Which was posted here back in Sept. 2020. A post worth reading indeed!
Check the comments section where Bruce Hall tried to dismiss the longer term effect by misrepresenting what other economists and have as well as playing Steno Sue for Faux News.
This, what initially looks like a solid paper on Steel tariffs, brings to mind or reminds us of another question many of us had wondered on this blog before. That is–how much of America’s soybean exports business has been voluntarily and permanently abdicated by donald trump to Brazillian soybean farmers?? Have we seen any recent papers discussing the permanent loss there??
“We report three findings. First, we find that media exposure does affect economic perception. Frequent exposure to conservative media is associated with a 2.3% decrease in farmers’ expected income loss while frequent exposure to liberal media is weakly (p<10%) associated with a 2.4% decrease in farmers’ expected income loss. The implied gap in expected income loss is 4.7% between farmers who only list liberal versus those who only list conservative media in their top three sources. Given that farmers on average estimate a 14.4% expected income loss, the equivalent of $94,445, this gap of 4.7% is relatively large and economically significant ($30,810). Also, frequent exposure to conservative media is associated with a 14.3% increase in the probability of farmers perceiving MFP payments as helpful, while exposure to liberal media is associated with a 7.4% (statistically insignificant) decrease in the probability of farmers perceiving MFP payments as helpful. In other words, exclusive conservative media consumers are 21.7% more likely to find MFP payments helpful than exclusive liberal media consumers.”

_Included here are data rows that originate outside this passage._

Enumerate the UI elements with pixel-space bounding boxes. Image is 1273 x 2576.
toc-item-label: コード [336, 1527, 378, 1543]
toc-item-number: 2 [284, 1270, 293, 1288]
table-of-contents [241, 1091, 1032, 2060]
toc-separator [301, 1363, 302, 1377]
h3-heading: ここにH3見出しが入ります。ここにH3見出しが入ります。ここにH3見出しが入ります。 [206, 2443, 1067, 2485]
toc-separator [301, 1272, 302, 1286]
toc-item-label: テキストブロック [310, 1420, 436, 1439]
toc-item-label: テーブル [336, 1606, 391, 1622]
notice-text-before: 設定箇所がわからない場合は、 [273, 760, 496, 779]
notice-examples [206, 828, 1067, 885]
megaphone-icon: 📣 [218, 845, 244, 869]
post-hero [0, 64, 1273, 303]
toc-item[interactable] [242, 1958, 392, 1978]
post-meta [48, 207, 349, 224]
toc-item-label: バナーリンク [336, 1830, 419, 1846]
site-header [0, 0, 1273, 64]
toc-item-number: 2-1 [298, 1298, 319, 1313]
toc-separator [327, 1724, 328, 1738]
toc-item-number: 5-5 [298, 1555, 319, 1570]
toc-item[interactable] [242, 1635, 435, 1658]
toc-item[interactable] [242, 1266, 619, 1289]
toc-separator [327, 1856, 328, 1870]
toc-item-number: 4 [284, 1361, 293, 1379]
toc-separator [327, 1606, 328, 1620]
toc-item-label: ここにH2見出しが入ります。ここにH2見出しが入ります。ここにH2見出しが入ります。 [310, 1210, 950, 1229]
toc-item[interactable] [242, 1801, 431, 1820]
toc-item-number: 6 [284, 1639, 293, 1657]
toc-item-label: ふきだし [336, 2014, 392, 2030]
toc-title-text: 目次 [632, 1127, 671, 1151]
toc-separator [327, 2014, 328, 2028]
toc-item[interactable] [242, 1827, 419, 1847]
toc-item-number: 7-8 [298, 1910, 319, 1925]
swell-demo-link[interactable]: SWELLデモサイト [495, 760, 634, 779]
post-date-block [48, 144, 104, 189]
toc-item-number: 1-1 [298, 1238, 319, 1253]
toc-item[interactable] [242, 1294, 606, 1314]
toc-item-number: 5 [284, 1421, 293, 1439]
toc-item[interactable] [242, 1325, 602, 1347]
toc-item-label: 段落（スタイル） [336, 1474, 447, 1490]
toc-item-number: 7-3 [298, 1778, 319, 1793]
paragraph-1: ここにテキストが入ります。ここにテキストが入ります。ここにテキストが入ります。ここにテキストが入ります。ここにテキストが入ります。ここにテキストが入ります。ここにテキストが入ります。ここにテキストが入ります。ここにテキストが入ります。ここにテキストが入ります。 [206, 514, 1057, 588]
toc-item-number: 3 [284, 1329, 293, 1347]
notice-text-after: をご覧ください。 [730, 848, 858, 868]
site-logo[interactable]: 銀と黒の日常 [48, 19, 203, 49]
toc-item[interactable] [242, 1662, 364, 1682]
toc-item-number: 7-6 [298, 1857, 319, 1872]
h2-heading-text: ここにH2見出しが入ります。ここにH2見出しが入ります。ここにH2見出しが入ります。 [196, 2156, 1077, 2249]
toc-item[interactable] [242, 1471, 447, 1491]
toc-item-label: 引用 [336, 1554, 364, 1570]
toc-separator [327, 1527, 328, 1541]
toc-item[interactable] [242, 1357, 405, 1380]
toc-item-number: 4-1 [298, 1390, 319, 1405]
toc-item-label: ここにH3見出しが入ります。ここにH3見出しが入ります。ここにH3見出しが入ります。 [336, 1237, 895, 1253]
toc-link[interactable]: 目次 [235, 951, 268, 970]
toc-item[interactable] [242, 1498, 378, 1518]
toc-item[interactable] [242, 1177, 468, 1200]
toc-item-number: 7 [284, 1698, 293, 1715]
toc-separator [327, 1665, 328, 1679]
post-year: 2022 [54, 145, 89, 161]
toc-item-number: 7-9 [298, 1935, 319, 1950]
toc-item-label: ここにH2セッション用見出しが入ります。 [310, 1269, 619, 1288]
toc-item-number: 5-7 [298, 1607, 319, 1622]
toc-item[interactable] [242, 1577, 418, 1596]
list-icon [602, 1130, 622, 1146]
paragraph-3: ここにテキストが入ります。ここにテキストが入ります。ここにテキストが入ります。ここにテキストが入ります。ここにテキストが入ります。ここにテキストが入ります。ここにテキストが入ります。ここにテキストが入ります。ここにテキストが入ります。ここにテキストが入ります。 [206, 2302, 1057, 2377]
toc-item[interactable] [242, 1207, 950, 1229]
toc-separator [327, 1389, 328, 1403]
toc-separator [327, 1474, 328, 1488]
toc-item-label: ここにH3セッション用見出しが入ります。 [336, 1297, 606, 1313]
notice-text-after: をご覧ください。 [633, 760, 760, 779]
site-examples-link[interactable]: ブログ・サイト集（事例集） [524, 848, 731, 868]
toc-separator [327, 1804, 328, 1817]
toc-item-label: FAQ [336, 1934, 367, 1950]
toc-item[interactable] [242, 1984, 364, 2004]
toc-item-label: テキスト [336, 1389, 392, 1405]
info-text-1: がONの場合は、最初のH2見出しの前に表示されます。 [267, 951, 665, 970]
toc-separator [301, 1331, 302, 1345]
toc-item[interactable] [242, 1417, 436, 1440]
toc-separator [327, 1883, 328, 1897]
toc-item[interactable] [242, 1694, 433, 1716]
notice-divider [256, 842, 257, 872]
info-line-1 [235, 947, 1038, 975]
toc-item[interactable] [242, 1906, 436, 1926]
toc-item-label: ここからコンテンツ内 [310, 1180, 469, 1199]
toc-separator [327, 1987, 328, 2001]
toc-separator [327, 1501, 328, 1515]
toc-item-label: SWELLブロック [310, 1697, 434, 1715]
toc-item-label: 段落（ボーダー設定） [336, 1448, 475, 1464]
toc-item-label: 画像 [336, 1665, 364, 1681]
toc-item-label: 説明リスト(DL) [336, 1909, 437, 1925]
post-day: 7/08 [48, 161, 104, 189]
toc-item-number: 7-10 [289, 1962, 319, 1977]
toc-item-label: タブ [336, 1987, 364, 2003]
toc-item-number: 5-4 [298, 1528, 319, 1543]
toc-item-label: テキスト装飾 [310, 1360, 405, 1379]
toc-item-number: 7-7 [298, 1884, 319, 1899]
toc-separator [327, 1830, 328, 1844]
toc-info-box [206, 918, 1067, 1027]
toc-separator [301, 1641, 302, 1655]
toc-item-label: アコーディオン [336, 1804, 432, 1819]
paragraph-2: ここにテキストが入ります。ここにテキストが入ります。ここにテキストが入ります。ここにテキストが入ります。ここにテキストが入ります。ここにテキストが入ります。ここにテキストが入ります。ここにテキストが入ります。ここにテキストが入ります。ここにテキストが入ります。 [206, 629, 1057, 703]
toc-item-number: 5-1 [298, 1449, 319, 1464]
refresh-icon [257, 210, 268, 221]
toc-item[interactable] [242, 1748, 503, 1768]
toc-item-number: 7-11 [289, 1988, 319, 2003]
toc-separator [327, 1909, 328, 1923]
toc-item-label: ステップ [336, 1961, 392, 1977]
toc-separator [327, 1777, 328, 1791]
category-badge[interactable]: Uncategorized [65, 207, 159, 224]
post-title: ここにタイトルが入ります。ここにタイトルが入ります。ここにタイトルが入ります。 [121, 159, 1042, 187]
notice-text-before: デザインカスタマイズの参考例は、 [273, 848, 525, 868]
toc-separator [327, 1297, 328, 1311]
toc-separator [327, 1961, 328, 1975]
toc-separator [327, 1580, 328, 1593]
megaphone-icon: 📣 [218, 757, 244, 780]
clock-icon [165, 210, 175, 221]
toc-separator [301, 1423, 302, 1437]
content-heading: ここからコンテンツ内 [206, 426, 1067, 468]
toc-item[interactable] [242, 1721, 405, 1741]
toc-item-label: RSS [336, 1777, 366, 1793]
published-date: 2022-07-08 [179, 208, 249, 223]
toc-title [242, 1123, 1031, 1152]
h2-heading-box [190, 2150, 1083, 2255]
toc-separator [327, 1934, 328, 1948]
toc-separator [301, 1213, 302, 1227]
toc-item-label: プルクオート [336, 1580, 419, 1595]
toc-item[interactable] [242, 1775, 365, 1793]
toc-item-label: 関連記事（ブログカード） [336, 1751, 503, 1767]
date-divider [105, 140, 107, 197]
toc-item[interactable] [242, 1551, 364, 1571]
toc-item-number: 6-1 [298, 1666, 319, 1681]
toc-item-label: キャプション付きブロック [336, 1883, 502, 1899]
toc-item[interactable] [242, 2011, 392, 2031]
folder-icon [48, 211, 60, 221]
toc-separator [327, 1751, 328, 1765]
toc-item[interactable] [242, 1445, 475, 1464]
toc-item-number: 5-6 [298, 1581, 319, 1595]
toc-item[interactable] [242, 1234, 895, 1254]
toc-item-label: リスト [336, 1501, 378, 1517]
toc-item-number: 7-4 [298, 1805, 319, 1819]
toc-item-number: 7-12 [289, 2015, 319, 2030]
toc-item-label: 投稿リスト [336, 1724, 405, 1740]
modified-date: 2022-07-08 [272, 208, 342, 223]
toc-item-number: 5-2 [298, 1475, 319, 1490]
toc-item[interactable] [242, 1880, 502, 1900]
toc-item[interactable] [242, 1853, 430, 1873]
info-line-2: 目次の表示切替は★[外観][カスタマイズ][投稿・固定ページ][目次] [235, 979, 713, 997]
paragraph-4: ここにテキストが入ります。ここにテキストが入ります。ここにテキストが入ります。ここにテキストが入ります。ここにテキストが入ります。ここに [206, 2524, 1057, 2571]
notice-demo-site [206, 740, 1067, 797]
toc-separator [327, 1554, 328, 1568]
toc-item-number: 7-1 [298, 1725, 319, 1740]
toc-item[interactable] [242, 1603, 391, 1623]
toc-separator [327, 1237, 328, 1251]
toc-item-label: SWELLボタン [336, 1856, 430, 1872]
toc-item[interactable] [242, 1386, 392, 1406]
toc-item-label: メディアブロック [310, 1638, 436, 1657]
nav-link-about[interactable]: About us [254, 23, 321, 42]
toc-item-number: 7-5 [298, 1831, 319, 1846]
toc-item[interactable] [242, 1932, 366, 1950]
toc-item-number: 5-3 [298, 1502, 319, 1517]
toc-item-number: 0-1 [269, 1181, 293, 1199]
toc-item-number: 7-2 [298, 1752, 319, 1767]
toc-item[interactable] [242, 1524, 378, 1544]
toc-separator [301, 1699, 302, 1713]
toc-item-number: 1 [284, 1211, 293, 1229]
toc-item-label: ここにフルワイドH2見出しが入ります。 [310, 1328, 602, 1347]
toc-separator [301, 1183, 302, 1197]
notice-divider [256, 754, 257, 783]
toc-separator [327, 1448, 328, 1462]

* “MFP”= Market Facilitation Payments= U.S. Federal Government social welfare for farmers
Some of us, who have spent a lifetime listening to Republicans/”conservatives” rage, go into ugly facial contortions, and give lip-service to the “evils” of social welfare find the above research to be…….. typical of how Republicans’ “brains” work when it comes to social welfare funds provided by the U.S. federal government. Read as “good when I get it, bad when ‘they’ get it”
Two proverbs spring to mind “Oh, what a tangled web we weave” (Scott) and “a little learning is a dangerous thing” (Pope).
I’m enjoying the first part of the paper very much, but I get the feeling when I get to section 7 and Ms. Cox’s dynamic model is where the paper is going to start losing me, like a TV channel that comes in clear a few seconds, then goes to total static, then comes in clear, then goes to total static, and start cycle again.
Nice to see this so well documented. But it should come as no surprise that when you increase production cost for domestic producers they become less competitive and lose business (both on the domestic and international markets).
And people wonder why I say the GOPers are the protectionists … from Reagan’s attack on American consumers wanting to buy Japanese cars to Bush’s steel tariff and He Who Shall Not Be Named’s efforts to bankrupt the lower middle class by jacking up the price of everything they have to buy from China …
GOPers are bad for your health.
Well said. One could note Bush41 pushed for NAFTA. That, his willingness to raise income taxes, and his cap and trade were good policies but not ones supported by Republicans ever since.
I don’t know, I think my mind works weird sometimes. I read a semi-decent amount of these papers. One thing kind of semi-entertaining and wording new to me. She keeps say “setting” and “clean setting”, and I think I get what she means, but I don’t remember it ever being worded this way. Maybe it’s common to others but I sure don’t remember it being worded that way.